The CEO commented that results were impacted from lower installation levels in Germany and policy changes in Italy and sees signs of market recovery with both orders and volume shipments increasing. Also sees a reduction in raw material costs that will help margins.
China Ming Yang Wind Power (MY) - Leading wind turbine manufacturer in China. Reported 35% increase in commissioned units YoY, but only managed a 7% increase in revenue. Gross margains remained steady at 19%, but just about every expense line saw a dramatic increase leading to lower income.
Clearly demand remains strong, but the customers are getting the better deal currently making this investment unattractive right now. On the conference call, the CEO claims that ASPs have stabilized and are starting to pick up as the industry shifts to quality and efficiency.
Some of the companies going out of business might be helping the recent stability in pricing. The stocks would currently be appealing if enough supply could be removed from the market, but that doesn't even appear to be a remote posibility.
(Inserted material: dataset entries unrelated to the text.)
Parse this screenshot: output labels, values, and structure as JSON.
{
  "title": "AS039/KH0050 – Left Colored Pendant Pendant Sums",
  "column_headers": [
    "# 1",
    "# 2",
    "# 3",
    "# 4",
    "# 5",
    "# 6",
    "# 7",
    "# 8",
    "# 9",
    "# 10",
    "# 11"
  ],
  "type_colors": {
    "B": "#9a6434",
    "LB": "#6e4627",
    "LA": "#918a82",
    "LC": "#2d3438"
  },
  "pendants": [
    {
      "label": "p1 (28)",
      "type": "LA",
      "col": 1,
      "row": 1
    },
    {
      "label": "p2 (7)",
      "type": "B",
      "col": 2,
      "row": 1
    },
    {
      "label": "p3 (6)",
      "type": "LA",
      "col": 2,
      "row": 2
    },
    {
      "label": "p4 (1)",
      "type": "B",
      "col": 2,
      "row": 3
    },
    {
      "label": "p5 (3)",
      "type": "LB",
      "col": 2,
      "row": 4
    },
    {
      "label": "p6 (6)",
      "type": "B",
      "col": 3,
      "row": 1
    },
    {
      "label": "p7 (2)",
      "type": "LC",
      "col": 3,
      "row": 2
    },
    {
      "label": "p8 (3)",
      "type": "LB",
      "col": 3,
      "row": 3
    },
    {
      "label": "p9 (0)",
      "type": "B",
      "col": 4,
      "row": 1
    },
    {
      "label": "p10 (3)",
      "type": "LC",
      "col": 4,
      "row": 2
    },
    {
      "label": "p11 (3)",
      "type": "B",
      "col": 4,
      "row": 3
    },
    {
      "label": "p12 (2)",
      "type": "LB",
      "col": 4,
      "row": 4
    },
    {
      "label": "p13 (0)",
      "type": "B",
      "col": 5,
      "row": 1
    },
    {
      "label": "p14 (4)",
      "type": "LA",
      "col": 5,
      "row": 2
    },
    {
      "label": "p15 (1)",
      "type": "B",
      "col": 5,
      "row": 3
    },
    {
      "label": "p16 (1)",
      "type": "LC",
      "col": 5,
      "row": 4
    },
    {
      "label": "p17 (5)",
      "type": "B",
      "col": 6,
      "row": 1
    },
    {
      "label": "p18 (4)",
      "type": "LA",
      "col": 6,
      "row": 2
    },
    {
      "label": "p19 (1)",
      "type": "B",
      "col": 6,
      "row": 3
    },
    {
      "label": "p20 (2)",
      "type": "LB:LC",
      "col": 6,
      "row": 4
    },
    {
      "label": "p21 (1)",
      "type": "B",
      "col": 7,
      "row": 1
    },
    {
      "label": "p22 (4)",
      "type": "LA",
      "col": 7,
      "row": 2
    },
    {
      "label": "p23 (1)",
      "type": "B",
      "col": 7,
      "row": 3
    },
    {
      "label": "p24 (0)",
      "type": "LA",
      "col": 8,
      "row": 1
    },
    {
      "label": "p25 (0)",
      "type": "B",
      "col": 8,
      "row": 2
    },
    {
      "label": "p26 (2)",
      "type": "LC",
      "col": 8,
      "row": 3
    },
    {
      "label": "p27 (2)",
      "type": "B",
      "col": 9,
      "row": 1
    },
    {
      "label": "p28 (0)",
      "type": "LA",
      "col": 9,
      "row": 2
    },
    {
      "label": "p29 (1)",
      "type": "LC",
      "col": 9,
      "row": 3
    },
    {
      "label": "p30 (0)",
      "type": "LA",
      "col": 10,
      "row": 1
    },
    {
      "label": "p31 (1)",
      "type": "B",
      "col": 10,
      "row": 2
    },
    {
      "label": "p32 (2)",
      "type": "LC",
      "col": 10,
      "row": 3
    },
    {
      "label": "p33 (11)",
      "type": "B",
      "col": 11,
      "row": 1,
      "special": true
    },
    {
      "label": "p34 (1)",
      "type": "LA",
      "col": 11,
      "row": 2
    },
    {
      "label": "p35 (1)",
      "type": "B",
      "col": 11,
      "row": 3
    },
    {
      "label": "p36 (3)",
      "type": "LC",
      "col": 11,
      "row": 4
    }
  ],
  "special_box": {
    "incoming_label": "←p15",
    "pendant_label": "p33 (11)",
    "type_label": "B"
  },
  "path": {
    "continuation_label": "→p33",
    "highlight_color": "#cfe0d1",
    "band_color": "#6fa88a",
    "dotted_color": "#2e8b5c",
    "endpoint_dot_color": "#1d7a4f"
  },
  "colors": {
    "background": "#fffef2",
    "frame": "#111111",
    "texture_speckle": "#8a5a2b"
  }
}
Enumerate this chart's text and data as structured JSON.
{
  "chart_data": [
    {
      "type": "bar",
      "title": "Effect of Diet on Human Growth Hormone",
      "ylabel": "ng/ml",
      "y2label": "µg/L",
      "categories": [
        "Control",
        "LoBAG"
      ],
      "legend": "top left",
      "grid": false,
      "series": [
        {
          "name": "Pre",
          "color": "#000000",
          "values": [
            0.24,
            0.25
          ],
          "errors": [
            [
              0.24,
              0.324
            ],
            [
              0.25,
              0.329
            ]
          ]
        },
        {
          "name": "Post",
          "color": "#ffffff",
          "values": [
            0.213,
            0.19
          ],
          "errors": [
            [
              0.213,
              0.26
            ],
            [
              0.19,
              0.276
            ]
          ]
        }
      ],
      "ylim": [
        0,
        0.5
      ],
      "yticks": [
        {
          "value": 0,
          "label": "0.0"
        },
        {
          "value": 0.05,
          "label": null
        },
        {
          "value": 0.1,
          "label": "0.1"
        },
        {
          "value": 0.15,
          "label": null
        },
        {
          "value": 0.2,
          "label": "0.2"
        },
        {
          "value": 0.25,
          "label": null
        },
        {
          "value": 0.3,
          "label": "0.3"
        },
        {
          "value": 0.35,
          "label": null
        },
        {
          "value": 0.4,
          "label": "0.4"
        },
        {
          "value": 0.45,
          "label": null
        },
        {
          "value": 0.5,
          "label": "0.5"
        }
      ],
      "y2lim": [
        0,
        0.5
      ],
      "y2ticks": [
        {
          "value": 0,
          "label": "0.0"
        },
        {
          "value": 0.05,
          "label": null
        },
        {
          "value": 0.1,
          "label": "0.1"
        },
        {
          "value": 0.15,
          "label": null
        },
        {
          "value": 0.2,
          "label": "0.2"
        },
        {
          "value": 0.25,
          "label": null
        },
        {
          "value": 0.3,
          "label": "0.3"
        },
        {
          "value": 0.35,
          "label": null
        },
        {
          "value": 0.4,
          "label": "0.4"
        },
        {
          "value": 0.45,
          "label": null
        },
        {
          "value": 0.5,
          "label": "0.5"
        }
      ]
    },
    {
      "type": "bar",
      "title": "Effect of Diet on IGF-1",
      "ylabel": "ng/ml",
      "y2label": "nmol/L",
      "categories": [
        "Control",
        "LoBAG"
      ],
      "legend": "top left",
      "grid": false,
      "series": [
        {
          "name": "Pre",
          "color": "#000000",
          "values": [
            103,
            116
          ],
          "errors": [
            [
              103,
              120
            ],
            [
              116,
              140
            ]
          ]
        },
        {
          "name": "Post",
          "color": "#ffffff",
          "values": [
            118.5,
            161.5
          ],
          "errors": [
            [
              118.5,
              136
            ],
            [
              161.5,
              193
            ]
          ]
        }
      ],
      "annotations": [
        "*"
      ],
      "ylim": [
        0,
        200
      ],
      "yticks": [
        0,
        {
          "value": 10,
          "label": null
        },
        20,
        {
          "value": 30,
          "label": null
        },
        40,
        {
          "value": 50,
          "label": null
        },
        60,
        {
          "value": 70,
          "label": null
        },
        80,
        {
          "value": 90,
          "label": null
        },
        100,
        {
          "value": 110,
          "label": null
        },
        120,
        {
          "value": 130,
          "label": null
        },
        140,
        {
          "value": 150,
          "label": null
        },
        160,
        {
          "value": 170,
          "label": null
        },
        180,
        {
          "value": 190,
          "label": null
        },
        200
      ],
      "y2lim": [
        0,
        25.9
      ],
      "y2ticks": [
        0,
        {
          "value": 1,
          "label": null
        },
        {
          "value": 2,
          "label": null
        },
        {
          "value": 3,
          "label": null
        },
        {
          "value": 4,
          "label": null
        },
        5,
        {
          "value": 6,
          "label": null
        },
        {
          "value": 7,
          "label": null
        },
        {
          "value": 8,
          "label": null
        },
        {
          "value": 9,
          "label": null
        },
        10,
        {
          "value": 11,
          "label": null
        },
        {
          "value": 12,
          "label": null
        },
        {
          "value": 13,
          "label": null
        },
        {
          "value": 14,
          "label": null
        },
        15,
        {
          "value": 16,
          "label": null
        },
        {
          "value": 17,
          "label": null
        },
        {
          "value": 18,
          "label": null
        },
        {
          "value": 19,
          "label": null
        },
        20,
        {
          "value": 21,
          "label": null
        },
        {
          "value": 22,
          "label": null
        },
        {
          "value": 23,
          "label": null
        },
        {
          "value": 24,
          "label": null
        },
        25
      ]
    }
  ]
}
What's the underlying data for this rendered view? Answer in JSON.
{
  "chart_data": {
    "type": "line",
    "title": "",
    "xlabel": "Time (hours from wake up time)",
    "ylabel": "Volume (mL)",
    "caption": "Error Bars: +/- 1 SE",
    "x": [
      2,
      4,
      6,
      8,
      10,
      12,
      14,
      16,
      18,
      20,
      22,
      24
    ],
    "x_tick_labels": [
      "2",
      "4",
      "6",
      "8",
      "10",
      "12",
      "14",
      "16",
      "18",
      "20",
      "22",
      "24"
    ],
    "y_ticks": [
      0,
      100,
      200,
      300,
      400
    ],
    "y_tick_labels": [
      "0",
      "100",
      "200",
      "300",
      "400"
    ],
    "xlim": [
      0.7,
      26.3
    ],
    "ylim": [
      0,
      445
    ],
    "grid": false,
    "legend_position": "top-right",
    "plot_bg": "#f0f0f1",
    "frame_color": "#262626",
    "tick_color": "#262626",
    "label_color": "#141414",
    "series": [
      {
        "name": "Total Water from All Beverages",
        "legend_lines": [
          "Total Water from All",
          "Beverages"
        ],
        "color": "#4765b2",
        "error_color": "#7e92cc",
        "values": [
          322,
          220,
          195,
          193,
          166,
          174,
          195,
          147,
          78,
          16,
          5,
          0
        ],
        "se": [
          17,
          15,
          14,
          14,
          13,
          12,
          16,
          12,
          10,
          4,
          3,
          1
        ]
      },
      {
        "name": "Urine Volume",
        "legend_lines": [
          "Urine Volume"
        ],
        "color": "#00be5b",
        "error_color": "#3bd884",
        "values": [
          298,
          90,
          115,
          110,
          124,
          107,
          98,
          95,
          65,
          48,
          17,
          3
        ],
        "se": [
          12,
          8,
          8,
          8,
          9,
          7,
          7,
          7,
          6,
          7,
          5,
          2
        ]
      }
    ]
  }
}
Clearly capacity can be added too easily to make any of the stocks good investments at this point.
Robert's article was also eye opening regarding the state of innovation in the sector. It appears that my analogy regarding the airline industry might just apply to the solar industry. Innovation and competition remains strong regardless of return on investment in the sector. Any sector that becomes sexy just won't make invesors money in the long run.